The next step was to identify why the cursors were being invalidated after (it seemed) every execution. I looked in V$SQL_SHARED_CURSOR and could see that every row for the statement had a ‘Y’ in the USE_FEEDBACK_STATS column, which suggests that Cardinality Feedback was being used. This is only supposed to happen a few times and then settle down to a stable position, as described here and in other articles. For what it’s worth, the REASON column had this for every row:
<ChildNode> <ChildNumber>19</ChildNumber> <ID>3</ID> <reason>Optimizer mismatch(13)</reason> <size>3x4</size> <kxscflg>32</kxscflg> <kxscfl4>4194560</kxscfl4> <dnum_kksfcxe>262163</dnum_kksfcxe> </ChildNode>
From what I understand “Optimizer mismatch(13)” simply correlates with the USE_FEEDBACK_STATS = ‘Y’, and you would expect an ‘N’ in that column with a NULL reason for the next child cursor (as demonstrated here).
I did however stumble on a solution, which so far seems to be successful. For the statement in question, I simply ran the SQL Tuning Advisor and accepted its recommendation for a SQL Profile (suggesting a 99.99% benefit!). There is now one stable row in V$SQL with OBJECT_STATUS = ‘VALID’, it is using the SQL Profile and has a SQL Plan Baseline.

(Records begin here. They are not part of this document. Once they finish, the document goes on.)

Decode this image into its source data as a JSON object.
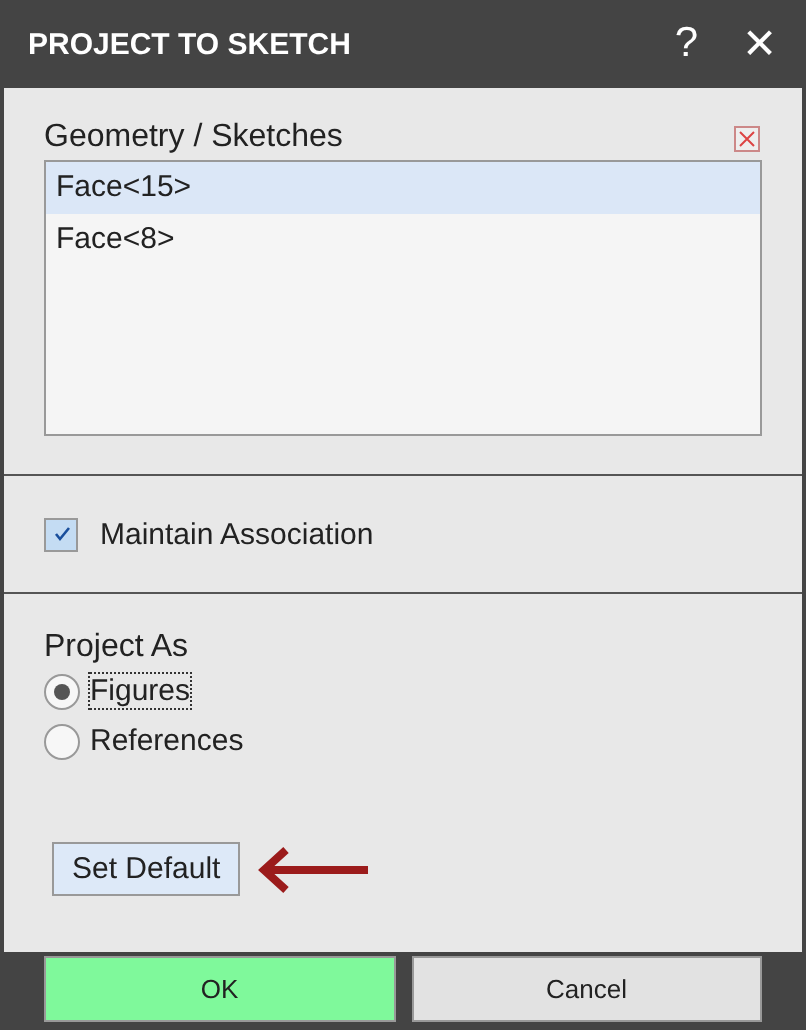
{
  "window": {
    "title": "PROJECT TO SKETCH",
    "help": "?",
    "close": "✕"
  },
  "geometry": {
    "label": "Geometry / Sketches",
    "items": [
      {
        "text": "Face<15>",
        "selected": true
      },
      {
        "text": "Face<8>",
        "selected": false
      }
    ]
  },
  "maintain_association": {
    "label": "Maintain Association",
    "checked": true
  },
  "project_as": {
    "label": "Project As",
    "options": [
      {
        "label": "Figures",
        "selected": true
      },
      {
        "label": "References",
        "selected": false
      }
    ]
  },
  "set_default": "Set Default",
  "buttons": [
    {
      "label": "OK",
      "kind": "primary"
    },
    {
      "label": "Cancel",
      "kind": "secondary"
    }
  ]
}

I found two other statements in the database exhibiting the same problem. The first of these was solved in the same way.
However the second was already performing well (<0.01s per execution) so the SQL Tuning Advisor did not provide a recommendation. Interestingly, the plans in V$SQL_PLAN for this statement had a value in the OTHER_XML column. It’s as though the Cardinality Feedback process generated the necessary hints, but for these few statements they were not picked up on subsequent executions. So I used the process described here (specifically the create_sql_profile.sql script) to manually create a SQL Profile from these hints. With that in place, the statement became stable like the others.
It will take a while for the obsolete rows to age out of V$SQL (I’m not going to flush the shared pool on production if I don’t have to!), but the counts are coming down and performance looks good.
Platform Information
The material in this article was most recently used with Oracle 11.2.0.3.0 on 64-bit Linux. Initialization parameters optimizer_capture_sql_plan_baselines and optimizer_use_sql_plan_baselines were both set to TRUE.